Lothian Pension Fund administers the Local Government Pension Scheme (LGPS) in Edinburgh and the Lothians. It is a multi-employer scheme with more than 93,400 members and 56 employers.
LPF is unique in Scotland within the LGPS in holding FCA-regulated status, which allows it to provide advisory services and to manage assets for third parties.
Lothian Pension Fund chief investment officer Emmanuel Bocquet said: “The new Climate Change Policy achieves the right balance between implementing our commitments on climate and ensuring we maintain an appropriately unconstrained investment universe to deliver the required risk-adjusted investment returns over the long term for our employers and members.
“Introducing a presumption against holding shares in laggard oil and gas companies increases our scrutiny of the overall sector and helps us identify and encourage those firms we view as better aligned with our goals.”
Gillian de Candole, Head of Responsible Investment at LPF, said: “Climate change is a systemic issue presenting financially material investment risks and is therefore a stewardship priority for us.
“Our new Climate Change Policy sets out the actions we’re taking to enhance the resilience of our investment strategy, as well as how we support the real-world transition to net zero, recognising that this requires a significant change in the shape and structure of the global economy, including a shift away from fossil fuels.”
Lothian Pension Fund added: “Our ambition is that over the next 5 years we’ll increase the alignment of our investee companies to a future low-carbon world …
“We aim to position Lothian Pension Fund to benefit from the energy transition by having more exposure (across the fund) to climate solutions than in companies whose primary business relates to fossil fuels …
“Most of LPF’s investments in climate solutions are in our infrastructure portfolio.
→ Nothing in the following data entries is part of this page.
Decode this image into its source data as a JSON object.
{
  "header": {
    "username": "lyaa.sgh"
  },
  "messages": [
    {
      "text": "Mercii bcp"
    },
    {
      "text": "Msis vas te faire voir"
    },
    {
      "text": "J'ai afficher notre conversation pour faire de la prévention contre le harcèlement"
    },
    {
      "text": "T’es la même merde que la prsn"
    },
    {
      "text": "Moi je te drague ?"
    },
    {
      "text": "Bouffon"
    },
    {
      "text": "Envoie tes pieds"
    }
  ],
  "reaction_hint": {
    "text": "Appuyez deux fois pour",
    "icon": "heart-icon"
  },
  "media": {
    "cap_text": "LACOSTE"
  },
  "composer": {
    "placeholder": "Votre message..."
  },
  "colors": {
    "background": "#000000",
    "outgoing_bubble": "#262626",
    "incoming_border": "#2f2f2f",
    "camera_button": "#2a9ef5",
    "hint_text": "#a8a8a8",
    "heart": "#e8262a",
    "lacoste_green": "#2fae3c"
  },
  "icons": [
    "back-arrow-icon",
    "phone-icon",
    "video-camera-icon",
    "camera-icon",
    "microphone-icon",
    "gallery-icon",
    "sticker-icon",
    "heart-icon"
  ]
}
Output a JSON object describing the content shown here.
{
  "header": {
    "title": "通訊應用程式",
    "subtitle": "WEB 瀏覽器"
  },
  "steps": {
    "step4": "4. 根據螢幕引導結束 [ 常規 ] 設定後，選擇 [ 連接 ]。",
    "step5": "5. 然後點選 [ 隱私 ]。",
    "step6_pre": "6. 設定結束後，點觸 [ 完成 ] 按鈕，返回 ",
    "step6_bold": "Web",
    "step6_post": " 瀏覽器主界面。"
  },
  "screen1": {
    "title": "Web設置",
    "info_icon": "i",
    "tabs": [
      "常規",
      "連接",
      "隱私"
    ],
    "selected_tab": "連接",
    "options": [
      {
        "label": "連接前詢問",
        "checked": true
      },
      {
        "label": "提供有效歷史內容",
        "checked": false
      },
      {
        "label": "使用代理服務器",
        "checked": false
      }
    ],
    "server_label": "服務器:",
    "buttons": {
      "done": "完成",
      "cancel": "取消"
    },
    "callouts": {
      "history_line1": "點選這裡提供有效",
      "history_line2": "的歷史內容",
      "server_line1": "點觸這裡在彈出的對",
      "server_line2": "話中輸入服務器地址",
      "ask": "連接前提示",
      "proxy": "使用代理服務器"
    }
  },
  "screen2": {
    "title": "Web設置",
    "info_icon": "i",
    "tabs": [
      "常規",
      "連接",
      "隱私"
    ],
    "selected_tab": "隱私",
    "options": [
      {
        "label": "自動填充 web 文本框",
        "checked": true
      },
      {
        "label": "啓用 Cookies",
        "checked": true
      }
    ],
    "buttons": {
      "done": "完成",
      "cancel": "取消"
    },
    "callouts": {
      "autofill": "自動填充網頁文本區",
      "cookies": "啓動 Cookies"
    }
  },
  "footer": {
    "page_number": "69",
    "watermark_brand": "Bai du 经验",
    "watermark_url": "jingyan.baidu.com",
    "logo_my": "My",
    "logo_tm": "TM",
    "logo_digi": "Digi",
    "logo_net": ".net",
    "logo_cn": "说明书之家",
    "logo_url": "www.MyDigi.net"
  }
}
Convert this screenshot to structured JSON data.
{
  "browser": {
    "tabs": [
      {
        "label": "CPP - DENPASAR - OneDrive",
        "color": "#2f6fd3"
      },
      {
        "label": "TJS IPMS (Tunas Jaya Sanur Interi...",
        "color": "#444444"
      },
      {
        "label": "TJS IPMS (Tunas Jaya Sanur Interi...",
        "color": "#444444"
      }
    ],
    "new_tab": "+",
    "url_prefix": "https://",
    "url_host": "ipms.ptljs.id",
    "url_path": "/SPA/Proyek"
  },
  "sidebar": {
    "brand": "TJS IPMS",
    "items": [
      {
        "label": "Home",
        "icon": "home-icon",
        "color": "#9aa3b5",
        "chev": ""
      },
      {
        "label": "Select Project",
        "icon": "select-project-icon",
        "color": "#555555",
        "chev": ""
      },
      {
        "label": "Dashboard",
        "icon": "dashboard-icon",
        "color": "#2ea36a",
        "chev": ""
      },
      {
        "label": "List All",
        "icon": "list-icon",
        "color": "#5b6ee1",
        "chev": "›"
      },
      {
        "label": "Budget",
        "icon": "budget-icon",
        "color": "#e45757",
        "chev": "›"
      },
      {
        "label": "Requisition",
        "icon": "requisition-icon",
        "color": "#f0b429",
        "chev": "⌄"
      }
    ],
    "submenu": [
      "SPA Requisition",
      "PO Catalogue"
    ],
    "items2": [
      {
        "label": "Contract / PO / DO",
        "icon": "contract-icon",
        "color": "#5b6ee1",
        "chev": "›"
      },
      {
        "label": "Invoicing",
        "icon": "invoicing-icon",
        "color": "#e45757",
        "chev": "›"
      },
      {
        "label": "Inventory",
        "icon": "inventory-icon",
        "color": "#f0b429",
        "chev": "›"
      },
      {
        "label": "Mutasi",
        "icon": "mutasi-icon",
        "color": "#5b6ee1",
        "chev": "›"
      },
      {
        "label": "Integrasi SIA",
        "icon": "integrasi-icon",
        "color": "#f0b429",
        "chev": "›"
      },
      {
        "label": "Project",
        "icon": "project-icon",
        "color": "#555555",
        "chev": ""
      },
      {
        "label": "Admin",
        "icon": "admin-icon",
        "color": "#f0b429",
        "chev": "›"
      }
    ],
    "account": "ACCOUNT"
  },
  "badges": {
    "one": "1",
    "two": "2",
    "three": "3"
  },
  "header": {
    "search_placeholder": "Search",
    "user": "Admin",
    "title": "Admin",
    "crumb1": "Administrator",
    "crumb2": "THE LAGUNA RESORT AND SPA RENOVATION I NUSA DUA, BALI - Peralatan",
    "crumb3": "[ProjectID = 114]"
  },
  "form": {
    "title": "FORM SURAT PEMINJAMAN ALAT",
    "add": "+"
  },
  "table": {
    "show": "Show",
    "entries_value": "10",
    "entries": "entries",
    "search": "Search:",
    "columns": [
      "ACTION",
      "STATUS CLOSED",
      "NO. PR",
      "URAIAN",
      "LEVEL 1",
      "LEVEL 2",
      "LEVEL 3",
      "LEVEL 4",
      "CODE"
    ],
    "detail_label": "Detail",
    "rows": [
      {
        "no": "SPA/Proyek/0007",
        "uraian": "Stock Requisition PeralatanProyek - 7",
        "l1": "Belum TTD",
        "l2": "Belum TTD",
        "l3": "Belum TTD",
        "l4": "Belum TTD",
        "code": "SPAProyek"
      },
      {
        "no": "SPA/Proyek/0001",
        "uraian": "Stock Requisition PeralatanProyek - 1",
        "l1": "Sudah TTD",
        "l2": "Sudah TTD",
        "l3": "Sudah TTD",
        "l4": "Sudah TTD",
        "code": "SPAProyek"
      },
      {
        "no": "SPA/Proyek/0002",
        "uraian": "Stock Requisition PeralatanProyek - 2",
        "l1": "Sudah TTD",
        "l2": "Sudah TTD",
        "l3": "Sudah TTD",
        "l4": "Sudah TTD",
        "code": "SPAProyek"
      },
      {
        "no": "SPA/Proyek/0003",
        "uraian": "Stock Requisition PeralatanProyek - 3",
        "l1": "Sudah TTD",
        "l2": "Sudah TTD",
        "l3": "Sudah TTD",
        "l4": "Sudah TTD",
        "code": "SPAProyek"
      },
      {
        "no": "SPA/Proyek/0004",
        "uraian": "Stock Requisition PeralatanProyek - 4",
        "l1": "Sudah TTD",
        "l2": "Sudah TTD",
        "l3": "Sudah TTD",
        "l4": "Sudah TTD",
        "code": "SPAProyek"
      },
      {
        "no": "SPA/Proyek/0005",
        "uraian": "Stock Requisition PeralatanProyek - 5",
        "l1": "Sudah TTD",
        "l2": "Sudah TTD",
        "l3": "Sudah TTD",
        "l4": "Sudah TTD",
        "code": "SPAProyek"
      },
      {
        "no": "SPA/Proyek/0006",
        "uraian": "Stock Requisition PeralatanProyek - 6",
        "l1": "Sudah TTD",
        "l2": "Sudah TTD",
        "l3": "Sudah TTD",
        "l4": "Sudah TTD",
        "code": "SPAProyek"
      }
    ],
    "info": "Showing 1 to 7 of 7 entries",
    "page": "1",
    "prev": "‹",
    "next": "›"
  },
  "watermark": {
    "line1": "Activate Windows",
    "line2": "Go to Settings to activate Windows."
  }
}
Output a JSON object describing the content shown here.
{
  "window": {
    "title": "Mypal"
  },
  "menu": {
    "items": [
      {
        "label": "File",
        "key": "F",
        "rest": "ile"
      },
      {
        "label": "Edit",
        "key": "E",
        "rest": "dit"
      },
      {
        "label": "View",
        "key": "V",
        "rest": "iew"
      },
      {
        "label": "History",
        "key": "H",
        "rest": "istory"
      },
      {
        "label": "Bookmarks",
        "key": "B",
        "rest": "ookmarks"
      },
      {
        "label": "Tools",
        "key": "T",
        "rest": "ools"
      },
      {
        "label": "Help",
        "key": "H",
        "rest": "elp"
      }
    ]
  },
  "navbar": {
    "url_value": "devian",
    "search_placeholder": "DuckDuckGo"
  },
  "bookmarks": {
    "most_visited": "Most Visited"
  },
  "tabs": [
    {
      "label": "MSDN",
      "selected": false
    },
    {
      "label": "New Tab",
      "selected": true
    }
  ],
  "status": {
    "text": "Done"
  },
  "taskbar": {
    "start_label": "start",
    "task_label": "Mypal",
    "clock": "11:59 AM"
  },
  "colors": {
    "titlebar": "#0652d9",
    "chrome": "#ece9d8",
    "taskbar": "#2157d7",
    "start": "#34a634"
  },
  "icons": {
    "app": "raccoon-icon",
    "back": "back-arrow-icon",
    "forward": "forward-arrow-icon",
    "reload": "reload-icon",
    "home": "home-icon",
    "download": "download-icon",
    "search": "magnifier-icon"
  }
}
This is a diversified portfolio that includes investments in renewables and energy transition assets, such as electricity transmission links (within the utility sector), new electric trains (transport sector) and energy from waste projects (environmental services).
“Infrastructure investments represented 16% of the value of Lothian Pension Fund’s assets at 31 December 2024, making it one of the largest allocations among UK LGPS funds.
“Of the total infrastructure portfolio, the majority is invested in the UK, and around a quarter of the portfolio is invested in renewables (wind, solar and hydro) and environmental services.
“In addition, Lothian Pension Fund had over £100m invested in forestry assets at 31 December 2024. While this is mainly commercial forestry, it all has sustainable forestry certification.”